Produced by Ford India, mainly for developing countries, the Ford Figo has made a name for itself here in South Africa as an affordable alternative in the group B segment. Offering a variety of standard features Ford owners across the board will be familiar with, the Figo places itself firmly as a competitor to the Polo Vivo, and some smaller Hyundai cars.
The Figo has to be the only car that has a certain place, or MyFord Dock if you will, for your smartphone. This is clever, because it allows for charing your phone without using any of the power outlets. It also allows perfect placement for said phone should you want to use it as a GPS. It may not fully integrate with your device, but it does offer some interesting features, such as text to speech. You talk and it listens, allowing you to make calls and listen to music you have stored on your phone.
It also comes with 7 colour options, but is only offered in 4 here in SA. The very interesting thing is that there is no button or lever to open your boot with inside of the car, but you can open it with the remote.
The best part of this, and all new Fords, is the MyKey device. It “promotes responsible driving” according to Ford. You have the ability to limit speed, audio volume, seatbelt settings, etc. In short, it is the perfect car to lend out because you are can be sure it won’t be abused.
While closely related to the Fiesta, this Figo is a car on it’s own. It’s design clearly draws from the higher end of the food chain, especially sporting the Aston Martin-esque grille, making the Figo far from unattractive. It’s almost imposing front end somehow just works, and walking across the car, there is no indication that this is actually a car selling for just under R200,000
It somehow keeps the genetics in line too.

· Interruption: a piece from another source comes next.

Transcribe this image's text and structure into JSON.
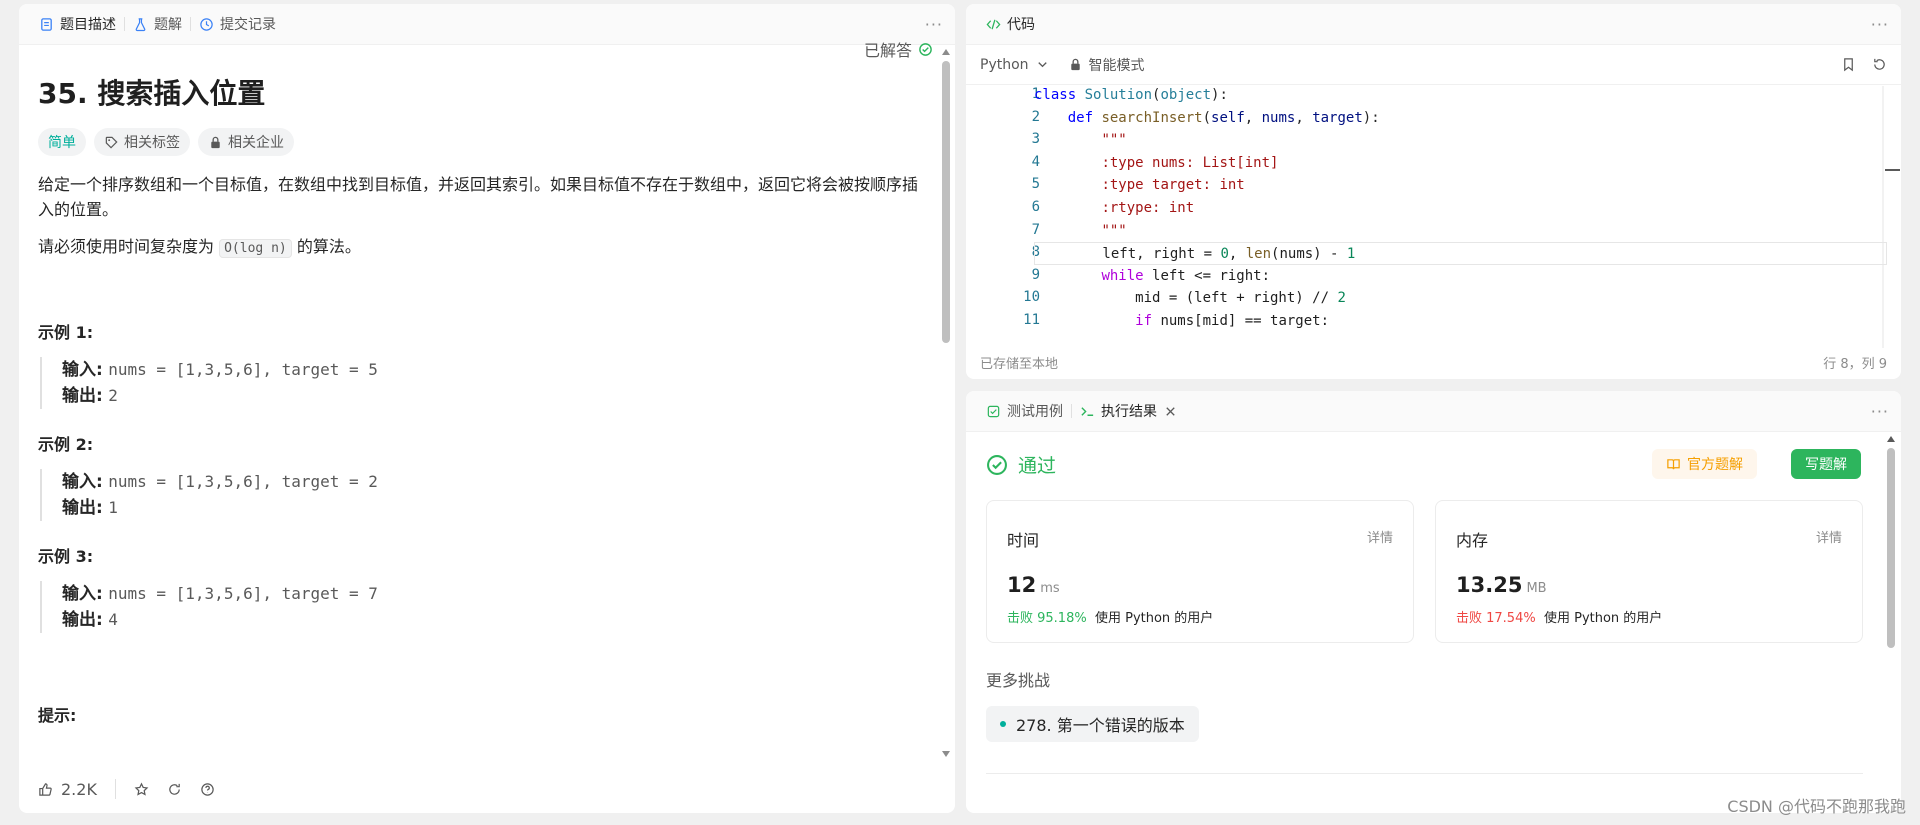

There are no evidence of any corners being cut, and from some angles, even the sedan manages to attract some attention.
It is important to remember that the Figo is supposed to be a budget car, and to be a budget car, some sacrifices has to be made. While build quality seems solid, and shut lines are decent, the use of plastic is overwhelming. It doesn’t really feel nice to the touch, but it does not feel like flimsy milk-bottle plastic either.
Both the hatch and sedan variants offers enough space to be comfortable, and while legroom may be cramped for a full sized adult at the back, the front will handle even the tallest of us with ease.

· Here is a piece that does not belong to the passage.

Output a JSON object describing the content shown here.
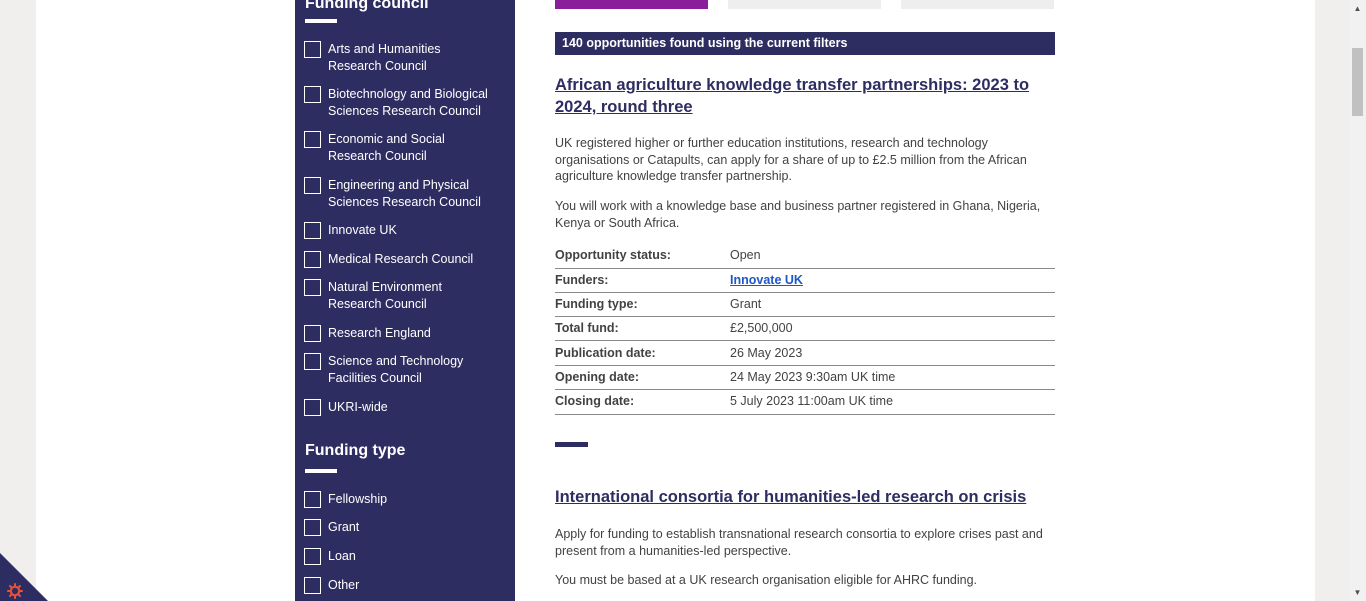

Ford has done an excellent job in making sure the consistency between models are there. Drive a Focus from the early 2000, and get into the new Fiesta, and it will be the same.
It feels like a Ford. Power comes easily and it never seems like it has to work harder than it should, and driving is extremely easy, balanced even.
Body roll is minimal, gear changes are smooth with the patient clutch allowing for abuse, and steering, although vague and overly assisted, is precise and quick.
The Figo does at times feel like a car from ten years ago, and while this is not necessarily a bad thing, some may want a more modern feel to it, but In the bigger picture, it does still remain a budget car.
In most cases, Ford tends to offer the most bang for your back, and the Figo is arguably no different in this regard. The model I drove is the 1.5 Ambiente Sedan, and it goes for R179,000. It offers only the SYNC system, and some safety features. No electric windows, mirrors in the sun visor mirror, drive away central locking, or any other convenience features we have come to accept as standard. So in order to satisfy my needs, I will have to go for the Trend, which starts very close to R200,000.
In my opinion, just look out for a decent demo model, and you will get a very good, reliable little car which is perfect for the school run, work commute, and occasional visits to family you don’t want to see.